Hadley: Are we ok on time for this one?

Ehsan: They didn’t mention any deadline on the issue.

Yves: I’ll try to take a look at that next week.

Skipped

Ehsan: Almost finished with it, but haven't finalized my review yet.

Yves: Making progress on it; no conclusion yet.

Yves: Not much progress over the holidays. Remember having a potential thing about link things throught he reporting URL. e.g. add a specific site to the block list with a unique url as the reporting URL, to link sites. Didn't have time to check if that's possible. Generally looks interesting to prevent things that happened in the past like poking open ports.
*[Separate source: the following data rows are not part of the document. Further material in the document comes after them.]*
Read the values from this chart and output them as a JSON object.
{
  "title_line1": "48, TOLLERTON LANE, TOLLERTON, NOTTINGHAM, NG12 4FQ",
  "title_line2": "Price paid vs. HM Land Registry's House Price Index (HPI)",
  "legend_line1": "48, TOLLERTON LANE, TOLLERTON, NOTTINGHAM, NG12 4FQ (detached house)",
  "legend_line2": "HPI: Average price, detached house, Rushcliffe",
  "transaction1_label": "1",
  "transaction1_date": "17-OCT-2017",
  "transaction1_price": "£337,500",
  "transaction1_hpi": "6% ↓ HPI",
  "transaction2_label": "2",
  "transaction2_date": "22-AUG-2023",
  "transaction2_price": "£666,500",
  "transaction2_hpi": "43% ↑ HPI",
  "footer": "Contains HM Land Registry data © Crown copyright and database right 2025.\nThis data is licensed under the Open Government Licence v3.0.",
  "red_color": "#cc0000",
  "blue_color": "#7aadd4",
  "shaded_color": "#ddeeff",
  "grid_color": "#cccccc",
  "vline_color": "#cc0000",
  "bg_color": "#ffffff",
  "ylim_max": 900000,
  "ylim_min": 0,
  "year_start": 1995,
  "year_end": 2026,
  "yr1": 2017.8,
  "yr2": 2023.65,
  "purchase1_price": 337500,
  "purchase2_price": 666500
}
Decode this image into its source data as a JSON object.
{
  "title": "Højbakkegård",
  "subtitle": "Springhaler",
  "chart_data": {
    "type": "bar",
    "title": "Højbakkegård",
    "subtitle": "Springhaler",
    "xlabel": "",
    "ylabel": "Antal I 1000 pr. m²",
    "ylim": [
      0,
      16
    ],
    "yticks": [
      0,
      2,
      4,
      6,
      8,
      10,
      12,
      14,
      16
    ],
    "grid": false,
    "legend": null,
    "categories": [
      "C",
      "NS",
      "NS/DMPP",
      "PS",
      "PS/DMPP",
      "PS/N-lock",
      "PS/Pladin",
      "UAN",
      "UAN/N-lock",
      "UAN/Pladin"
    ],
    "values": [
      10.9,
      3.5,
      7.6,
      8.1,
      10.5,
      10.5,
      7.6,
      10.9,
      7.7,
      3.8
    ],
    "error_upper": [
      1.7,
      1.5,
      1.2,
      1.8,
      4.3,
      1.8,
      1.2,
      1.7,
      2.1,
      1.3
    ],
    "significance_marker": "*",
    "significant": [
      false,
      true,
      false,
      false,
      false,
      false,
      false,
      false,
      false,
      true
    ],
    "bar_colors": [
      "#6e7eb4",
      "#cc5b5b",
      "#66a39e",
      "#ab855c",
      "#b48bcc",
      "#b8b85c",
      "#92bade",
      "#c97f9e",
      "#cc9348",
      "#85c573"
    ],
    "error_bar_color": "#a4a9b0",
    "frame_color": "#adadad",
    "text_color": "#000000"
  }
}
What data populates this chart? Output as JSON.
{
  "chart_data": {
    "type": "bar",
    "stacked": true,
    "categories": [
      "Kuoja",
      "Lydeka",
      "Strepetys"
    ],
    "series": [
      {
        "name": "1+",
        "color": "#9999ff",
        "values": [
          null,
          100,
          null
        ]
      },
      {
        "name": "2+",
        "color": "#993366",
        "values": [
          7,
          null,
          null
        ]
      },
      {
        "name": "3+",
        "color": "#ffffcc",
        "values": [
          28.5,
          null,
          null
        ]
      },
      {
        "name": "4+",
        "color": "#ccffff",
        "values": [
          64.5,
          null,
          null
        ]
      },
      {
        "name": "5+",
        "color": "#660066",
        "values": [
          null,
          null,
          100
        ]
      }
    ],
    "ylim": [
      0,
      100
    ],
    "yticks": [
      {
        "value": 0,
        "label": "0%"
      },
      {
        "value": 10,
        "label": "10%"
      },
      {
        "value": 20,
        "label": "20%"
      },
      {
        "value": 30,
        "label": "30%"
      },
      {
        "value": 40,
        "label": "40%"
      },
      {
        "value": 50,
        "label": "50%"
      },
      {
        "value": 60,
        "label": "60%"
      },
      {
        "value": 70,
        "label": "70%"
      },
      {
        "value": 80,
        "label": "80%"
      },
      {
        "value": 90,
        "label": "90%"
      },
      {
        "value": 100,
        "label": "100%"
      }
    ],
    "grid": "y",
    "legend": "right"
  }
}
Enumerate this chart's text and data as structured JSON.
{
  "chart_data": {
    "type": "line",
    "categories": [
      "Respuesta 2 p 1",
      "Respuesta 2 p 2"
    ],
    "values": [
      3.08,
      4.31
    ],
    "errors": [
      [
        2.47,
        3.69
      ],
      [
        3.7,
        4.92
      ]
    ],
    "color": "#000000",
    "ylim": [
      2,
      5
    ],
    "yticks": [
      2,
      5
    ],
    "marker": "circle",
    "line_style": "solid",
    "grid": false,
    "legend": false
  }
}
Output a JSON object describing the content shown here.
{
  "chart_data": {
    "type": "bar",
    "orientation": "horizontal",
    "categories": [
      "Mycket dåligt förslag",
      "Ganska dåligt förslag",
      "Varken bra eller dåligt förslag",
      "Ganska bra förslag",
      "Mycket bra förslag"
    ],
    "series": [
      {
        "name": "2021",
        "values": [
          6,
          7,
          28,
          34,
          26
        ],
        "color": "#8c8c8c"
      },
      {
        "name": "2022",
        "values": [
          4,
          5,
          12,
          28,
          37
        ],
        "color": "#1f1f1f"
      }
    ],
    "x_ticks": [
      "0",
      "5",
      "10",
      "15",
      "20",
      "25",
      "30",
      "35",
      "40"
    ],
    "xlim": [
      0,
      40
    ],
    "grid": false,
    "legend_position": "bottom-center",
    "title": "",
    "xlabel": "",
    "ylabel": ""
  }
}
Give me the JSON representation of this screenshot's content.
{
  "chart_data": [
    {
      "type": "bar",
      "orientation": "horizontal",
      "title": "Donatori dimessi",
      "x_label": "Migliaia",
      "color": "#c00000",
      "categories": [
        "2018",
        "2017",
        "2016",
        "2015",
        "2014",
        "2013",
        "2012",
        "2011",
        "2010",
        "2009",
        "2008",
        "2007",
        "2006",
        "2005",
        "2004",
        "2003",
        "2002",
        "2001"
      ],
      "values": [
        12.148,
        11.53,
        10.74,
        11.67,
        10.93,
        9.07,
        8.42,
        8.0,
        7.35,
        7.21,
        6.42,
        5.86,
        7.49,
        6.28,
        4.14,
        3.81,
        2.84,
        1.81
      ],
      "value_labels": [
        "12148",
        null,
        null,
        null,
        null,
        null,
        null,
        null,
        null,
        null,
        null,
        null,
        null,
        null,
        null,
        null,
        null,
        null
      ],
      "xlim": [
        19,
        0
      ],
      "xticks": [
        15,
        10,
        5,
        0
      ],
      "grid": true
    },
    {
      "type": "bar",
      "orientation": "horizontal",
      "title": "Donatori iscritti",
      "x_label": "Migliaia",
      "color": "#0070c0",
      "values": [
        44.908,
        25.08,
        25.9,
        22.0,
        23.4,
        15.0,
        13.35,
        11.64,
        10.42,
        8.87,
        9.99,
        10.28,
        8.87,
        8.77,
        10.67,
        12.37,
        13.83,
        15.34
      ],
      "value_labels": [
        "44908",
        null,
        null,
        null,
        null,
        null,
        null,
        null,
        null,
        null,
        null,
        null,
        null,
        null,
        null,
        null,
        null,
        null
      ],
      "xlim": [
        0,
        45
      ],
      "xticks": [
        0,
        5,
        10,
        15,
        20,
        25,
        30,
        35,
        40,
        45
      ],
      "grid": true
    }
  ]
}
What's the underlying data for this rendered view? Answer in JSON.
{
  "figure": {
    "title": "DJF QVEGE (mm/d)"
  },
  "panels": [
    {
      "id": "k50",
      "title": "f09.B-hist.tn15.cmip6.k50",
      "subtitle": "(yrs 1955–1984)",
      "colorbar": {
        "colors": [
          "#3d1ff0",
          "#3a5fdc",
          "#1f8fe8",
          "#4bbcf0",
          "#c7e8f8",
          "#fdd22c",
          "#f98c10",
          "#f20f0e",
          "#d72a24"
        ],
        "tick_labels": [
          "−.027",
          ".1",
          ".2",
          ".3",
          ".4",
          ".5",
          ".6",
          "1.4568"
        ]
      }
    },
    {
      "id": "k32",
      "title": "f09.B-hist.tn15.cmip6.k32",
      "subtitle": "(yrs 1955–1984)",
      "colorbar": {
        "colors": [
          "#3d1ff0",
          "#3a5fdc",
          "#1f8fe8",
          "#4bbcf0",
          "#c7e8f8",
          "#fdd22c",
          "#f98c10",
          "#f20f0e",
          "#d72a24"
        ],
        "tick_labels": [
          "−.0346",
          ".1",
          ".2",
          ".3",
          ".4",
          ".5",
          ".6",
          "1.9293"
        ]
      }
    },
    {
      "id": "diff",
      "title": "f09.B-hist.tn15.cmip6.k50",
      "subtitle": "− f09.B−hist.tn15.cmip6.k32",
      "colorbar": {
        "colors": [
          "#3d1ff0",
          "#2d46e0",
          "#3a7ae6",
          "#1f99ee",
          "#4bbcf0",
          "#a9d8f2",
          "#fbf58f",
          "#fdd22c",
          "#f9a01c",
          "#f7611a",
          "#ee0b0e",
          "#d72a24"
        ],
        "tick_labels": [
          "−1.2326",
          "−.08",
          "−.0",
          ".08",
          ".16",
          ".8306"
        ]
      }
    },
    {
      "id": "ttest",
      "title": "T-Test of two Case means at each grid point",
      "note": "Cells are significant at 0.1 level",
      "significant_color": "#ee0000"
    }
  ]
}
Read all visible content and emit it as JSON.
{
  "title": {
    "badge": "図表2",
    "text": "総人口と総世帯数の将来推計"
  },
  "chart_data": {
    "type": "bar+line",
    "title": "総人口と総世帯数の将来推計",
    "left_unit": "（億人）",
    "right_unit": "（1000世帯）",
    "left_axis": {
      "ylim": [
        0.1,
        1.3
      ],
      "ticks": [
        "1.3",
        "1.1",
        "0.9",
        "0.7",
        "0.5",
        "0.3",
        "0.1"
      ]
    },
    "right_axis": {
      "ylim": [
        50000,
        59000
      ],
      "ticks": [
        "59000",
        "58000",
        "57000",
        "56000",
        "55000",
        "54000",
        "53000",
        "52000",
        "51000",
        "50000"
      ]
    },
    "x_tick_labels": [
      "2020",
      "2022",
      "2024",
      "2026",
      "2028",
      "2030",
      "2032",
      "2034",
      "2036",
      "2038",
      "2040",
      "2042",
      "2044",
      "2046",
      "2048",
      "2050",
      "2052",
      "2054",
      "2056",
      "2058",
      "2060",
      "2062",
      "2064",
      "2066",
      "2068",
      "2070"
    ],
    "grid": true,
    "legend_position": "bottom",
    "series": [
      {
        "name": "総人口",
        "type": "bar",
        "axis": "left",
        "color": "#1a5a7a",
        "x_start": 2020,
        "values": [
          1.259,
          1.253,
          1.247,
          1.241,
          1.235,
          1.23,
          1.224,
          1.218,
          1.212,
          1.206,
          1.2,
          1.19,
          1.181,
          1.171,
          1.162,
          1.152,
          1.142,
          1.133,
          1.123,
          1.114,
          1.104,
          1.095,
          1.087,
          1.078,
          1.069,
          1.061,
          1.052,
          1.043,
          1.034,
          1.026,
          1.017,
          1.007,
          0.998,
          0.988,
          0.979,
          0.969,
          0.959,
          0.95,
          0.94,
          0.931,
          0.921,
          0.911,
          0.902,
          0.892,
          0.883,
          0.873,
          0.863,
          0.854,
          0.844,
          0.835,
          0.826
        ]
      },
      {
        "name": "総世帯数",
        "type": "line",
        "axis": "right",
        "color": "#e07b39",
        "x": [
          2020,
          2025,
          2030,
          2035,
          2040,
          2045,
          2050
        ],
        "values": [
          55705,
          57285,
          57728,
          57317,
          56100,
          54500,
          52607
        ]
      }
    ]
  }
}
Ehsan: I read through it, and still working on my review. When you read the threat model, they don't consider the server to be the bad entity.

Yves: I thought they wanted to prevent people from scanning using the API, and it's good for that. Wondering about people misusing it for other purposes.

Ehsan: They mention side-channels, and I focused on that, but your threat is more sensible.

Yves: Mine is a kind of side-channel anyway.

Ehsan: I'm positive in general. Wanted to suggest that the proponents explain it through an example. They say CSP is not relevant, but they don't go through something concrete. Could improve the explainer, but that's minor.

Yves: Wonder if there's a way to differentiate between plain HTTPS, Web Transport, and Web Sockets. Having the intended protocol in there might be useful.

Matthew: Overall we sound positive, with suggestions for improving the explainer. (2 of those: protocol + example). Yves, you're still checking on the possible threats, and we should raise that concern. Either of you want to draft the comment?

Yves: I'll draft it this week, and Ehsan can review.

Yves: Drafted a comment, and waiting for Ehsan to add to it.

Ehsan: I'm discussing inside Samsung. I agree with your points, and will add 1-2 things, which need discussion. I'm wondering what happens if the CSP and allowlist overlap, or one is missing. Couldn't find a place that discribes the conflict. They should clarify the hierarchy, which takes priority. Second, maybe it can be used to fingerprint? Looking for a concrete example, but I think it can be used.

Yves: Think fingerprinting is probably less important and probably reuses the same thing as exfiltrating data. Except maybe a timing attack, since you refuse the connection before starting it.

Ehsan: They mention something about side-channels, but they don't clarify.

Yves: Worth mentioning the possibility of problems so they can add it to the security considerations.